At the age of 22, Mihoko Ogaki moved from her home country of Japan to Germany, where she started studying the art of sculpture. She has been displaying her work since 2001, both in group and solo exhibitions. Her series named “Milky Ways” features figurative sculptures which project galaxy-like patterns on the surrounding surfaces. As well as exploring themes such as life, death and rebirth, Ogaki’s beautiful sculptures also encapsulate the expansive and untamed character of the human self. In drawing parallels with imagery of space and time, Ogaki identifies the complex nature of the individual. As with the stars, mapping and exploring these complexities is a part of the journey that is life.
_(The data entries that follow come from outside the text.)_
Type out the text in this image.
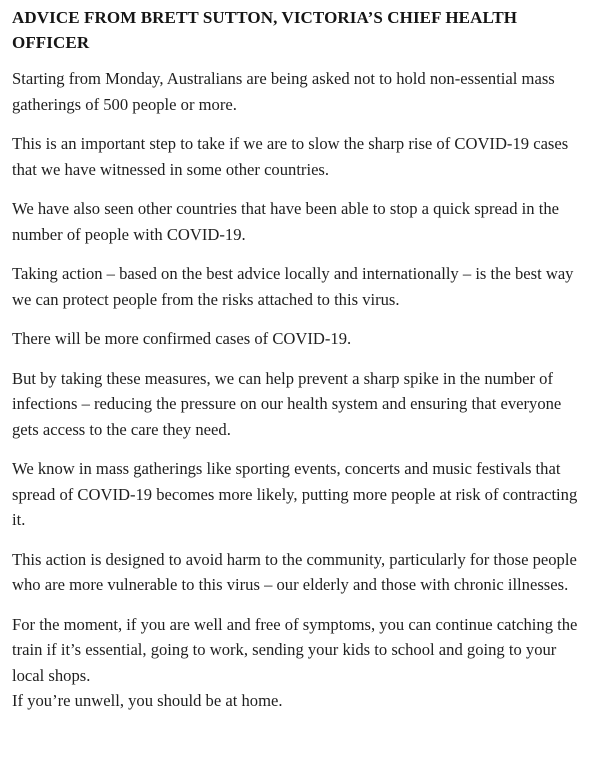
ADVICE FROM BRETT SUTTON, VICTORIA’S CHIEF HEALTH OFFICER

Starting from Monday, Australians are being asked not to hold non-essential mass gatherings of 500 people or more.

This is an important step to take if we are to slow the sharp rise of COVID-19 cases that we have witnessed in some other countries.

We have also seen other countries that have been able to stop a quick spread in the number of people with COVID-19.

Taking action – based on the best advice locally and internationally – is the best way we can protect people from the risks attached to this virus.

There will be more confirmed cases of COVID-19.

But by taking these measures, we can help prevent a sharp spike in the number of infections – reducing the pressure on our health system and ensuring that everyone gets access to the care they need.

We know in mass gatherings like sporting events, concerts and music festivals that spread of COVID-19 becomes more likely, putting more people at risk of contracting it.

This action is designed to avoid harm to the community, particularly for those people who are more vulnerable to this virus – our elderly and those with chronic illnesses.

For the moment, if you are well and free of symptoms, you can continue catching the train if it’s essential, going to work, sending your kids to school and going to your local shops.

If you’re unwell, you should be at home.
5 years ago, Berlin based photographer Lukas Kozmus began his travels around Asia. Using his Sony DSLR, he documented his travels around India, Nepal and Indonesia. There is diversity in his work as he not only captures open landscapes but also more urban settings and portraits. His images are raw and fresh but none the less beautifully composed and elegant. In particular one can really appreciate how each picture seems to have been produced so effortlessly, and yet Kozmus manages to transport his audience to the scene of each photograph, creating a visual diary of every new discovery made on his travels.
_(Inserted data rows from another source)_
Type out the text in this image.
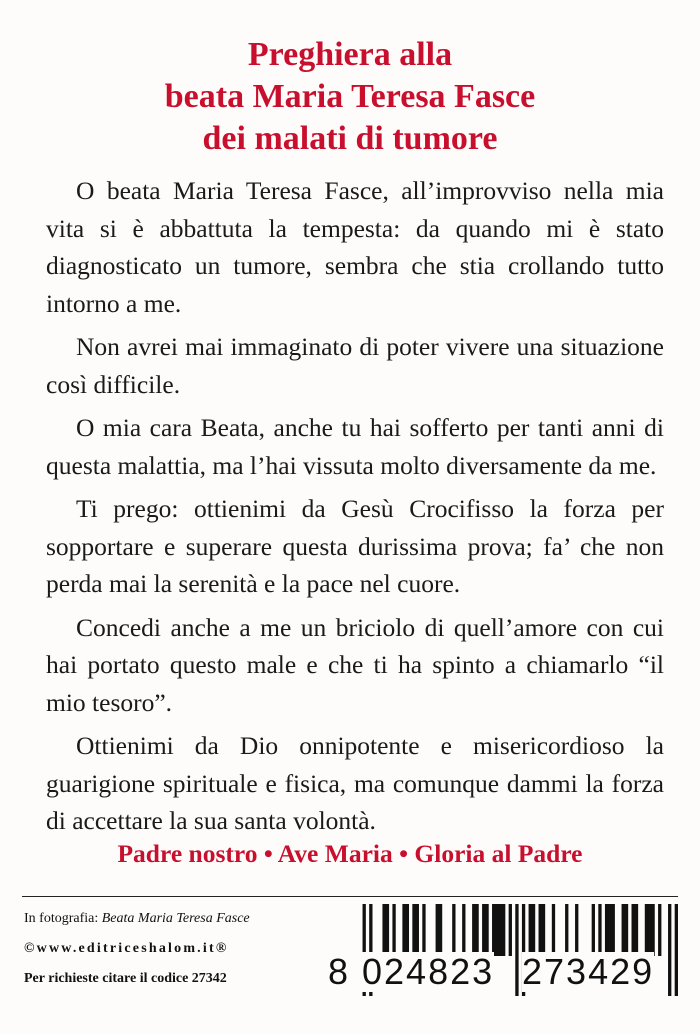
Preghiera alla
beata Maria Teresa Fasce
dei malati di tumore

O beata Maria Teresa Fasce, all’improvviso nella mia vita si è abbattuta la tempesta: da quando mi è stato diagnosticato un tumore, sembra che stia crollando tutto intorno a me.

Non avrei mai immaginato di poter vivere una situazione così difficile.

O mia cara Beata, anche tu hai sofferto per tanti anni di questa malattia, ma l’hai vissuta molto diversamente da me.

Ti prego: ottienimi da Gesù Crocifisso la forza per sopportare e superare questa durissima prova; fa’ che non perda mai la serenità e la pace nel cuore.

Concedi anche a me un briciolo di quell’amore con cui hai portato questo male e che ti ha spinto a chiamarlo “il mio tesoro”.

Ottienimi da Dio onnipotente e misericordioso la guarigione spirituale e fisica, ma comunque dammi la forza di accettare la sua santa volontà.

Padre nostro • Ave Maria • Gloria al Padre
In fotografia: Beata Maria Teresa Fasce
©www.editriceshalom.it®
Per richieste citare il codice 27342	8 024823 273429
Jesse Treece is an American collage artist living in Seattle. His enchanting pieces are composed with imagery from vintage books and magazines; he combines cuttings of everyday American life with contrasting landscapes, creating eerie and mystical settings for such mundane practices. The self-taught artist employs disparity to produce imaginative and dream-like compositions, which play on the mind of the individual by being both simple and complex at once. Each image subtly encourages the audience to re-think what they know and approach the world around them with a new, more inspired perspective.